Cotinou was busy but fine until we hit the dirt roads in full sized buses/coaches. Then it got awfully bumpy. Sean was getting banged against the window & I actually put on my seatbelt to keep from being bounced into the aisle. Trying to work the crossword puzzles the ship had given out didn’t last long in those conditions. The folks in Benin didn’t seem to react to the police escort the same way as they did in Togo. They just moved to the other lane & keept going, so this was not as quick a trip as yesterday, despite the gendarmes escorting us carrying automatic assault weapons.
We visited a sacred forest of gods where we saw statues & shrines to different gods, as well as plenty of plants, trees & birds.
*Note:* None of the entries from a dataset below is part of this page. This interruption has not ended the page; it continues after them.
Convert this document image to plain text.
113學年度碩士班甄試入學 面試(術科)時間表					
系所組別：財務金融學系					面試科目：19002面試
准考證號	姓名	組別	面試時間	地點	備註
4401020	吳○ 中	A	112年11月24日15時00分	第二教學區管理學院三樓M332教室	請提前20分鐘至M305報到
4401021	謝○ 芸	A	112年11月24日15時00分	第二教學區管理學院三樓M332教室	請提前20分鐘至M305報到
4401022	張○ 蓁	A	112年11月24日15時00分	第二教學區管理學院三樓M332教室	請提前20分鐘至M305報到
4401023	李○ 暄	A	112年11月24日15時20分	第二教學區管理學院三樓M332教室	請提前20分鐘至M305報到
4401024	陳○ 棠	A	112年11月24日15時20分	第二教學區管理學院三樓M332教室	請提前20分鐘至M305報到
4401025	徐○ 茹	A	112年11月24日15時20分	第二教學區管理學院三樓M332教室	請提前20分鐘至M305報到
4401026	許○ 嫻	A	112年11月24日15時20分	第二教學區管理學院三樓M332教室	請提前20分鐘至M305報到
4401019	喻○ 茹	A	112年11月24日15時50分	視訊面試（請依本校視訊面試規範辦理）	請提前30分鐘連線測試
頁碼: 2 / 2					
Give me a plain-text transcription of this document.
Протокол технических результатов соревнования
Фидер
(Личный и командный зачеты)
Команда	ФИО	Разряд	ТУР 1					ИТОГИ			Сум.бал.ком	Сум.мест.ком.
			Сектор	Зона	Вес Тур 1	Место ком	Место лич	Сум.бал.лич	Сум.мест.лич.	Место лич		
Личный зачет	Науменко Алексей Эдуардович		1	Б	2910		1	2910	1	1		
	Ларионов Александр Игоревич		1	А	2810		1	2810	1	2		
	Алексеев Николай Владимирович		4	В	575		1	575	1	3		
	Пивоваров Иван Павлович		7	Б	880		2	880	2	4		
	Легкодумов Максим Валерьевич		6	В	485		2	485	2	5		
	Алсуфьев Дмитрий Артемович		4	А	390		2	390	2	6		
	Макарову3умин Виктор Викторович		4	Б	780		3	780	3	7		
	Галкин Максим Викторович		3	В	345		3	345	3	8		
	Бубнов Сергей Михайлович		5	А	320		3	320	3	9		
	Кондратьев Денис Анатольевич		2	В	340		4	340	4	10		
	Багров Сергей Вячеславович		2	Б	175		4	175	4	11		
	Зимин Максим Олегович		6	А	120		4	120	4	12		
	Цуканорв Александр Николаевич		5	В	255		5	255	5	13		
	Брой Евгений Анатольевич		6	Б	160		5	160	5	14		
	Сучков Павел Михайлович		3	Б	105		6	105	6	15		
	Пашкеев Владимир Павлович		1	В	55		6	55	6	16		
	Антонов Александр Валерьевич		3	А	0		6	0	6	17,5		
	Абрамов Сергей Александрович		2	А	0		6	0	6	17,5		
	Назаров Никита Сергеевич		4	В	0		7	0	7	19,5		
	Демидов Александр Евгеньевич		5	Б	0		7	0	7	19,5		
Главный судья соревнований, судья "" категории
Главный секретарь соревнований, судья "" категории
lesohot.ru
Many of the sculptures of gods were made from salvaged materials, but there was a rather surprising fertility god with a giant phallus. I guess the fertility god explains all the carved penis keychains we've seen at the markets, but I still didn’t feel compelled to buy any.
We headed to an old colonial town called Ouidah, which was one of the busiest slave embarkation points in West Africa (along with Goree Island in Senegal). Over the course of the slave trade, approximately 12 million slaves left via the Trans-Atlantic route, and more than 9 million via the Arabian routes (I somehow never realized there was such a thing).
We visited the old Portugese Fort & museum there. The museum had a sacred drum that you could only play if at least one of your parents have died. I might have the specific hands backward, but it was something like if your mother is dead you play only with your right hand, if your father only with your left, and if both, you can play it with both hands. We also visited the Gate of No Return monument marking where large numbers of slaves were sent across the Trans-Atlantic route.
Then we were off to a stilt village in the middle of a huge lake. I'm such a klutz that I managed to smack my head really hard on a beam as I was boarding the boat to take us to the village. It nearly knocked me to the floor & I actually felt like I had a dent in my head for a while there. My head definitely was still hurting, but I figured that if I hadn't thrown up or lost consciousness then I was probably ok, but both Sean who is a critical care nurse & Monica (Rastko's wife) who is a doctor, checked on me at the village to make sure I was ok. It actually hurt to put sunglasses on top of my head for a few days, but otherwise I was fine.
On the boat rides to & from the village we saw lots of the locals making their way in traditional dugout canoes and boats rigged with sails made from things like huge rice sacks sewn together. It always amazes me that kids are the same all over the world & waved when they saw us go by. The adults were more reticent to have their photos taken because they didn't want to be seen as a sort of sideshow. Sean did manage to get some clandestine photos showing the crowd of boats waiting to fill up with fresh water right across from where we were watching the dancers. Since Sean used to train elephants, we immediately noticed a cool carved chair covered with elephants & had to take photos in it.
The village was founded in the middle of the lake in order to protect them from the raiding parties who came looking for slaves. They've maintained this simple life of fishing & living on the water ever since. At the main center in the town we saw more Voo Doo (Vou Dou) dancers with incredibly elaborate costumes out of things like felt and velvet with tons of heavy beading. We figured the costumes had to smell like festering gym socks given the heat & wondered how often they have to be replaced because of that. These dancers seemed to be more of a performance than what we'd seen in Togo the day before.
The houses on stilts were a little shocking to see. The "bathrooms" were essentially outhouses stuck out on the edge of decking that amounted to a seat over a hole, meaning that all of the sewage went straight into the lake. They said this feeds the fish. Yikes! That’s not something I really wanted to think about, and it made me think I should consider ordering the beef for dinner that night.
On our way back to the ship, traffic was barely moving. There was a marathon on the same road in the opposite direction, but I couldn’t tell exactly what the hold up was apart from perhaps gawking. Gerri (from Chicago), who has run 25 marathons, was hanging out the bus windows yelling & cheering the runners on. Her husband Bruce said this was her normal level of enthusiasm. The police ended up hopping out of their van, & running forward through the traffic pounding on people’s windows to get them to move aside. I don’t know about you, but if someone with an assault weapon slung over his shoulder is telling me to jump, I’m likely to ask “how high?” The traffic miraculously parted & we eventually got through, though we were late back to the boat & departing the port.
We had a fantastic dinner with Rastko & Monica followed by the women doing much dancing in the lounge afterward. Sean introduced all of us to a drink from South Africa called Amarula (http://en.wikipedia.org/wiki/Amarula). We couldn’t get Sean & Rastko to join us on the dance floor, but Bill taught me a couple of Latin dances I’d never done before (Rhumba & something else). I wasn’t terribly good, but did pick it up more quickly than I expected.
There’s another Wendell on the cruise (!!), but unlike me he’s a gay Indian man who’s a fashion designer, and not great at karaoke, but he dances & is good fun.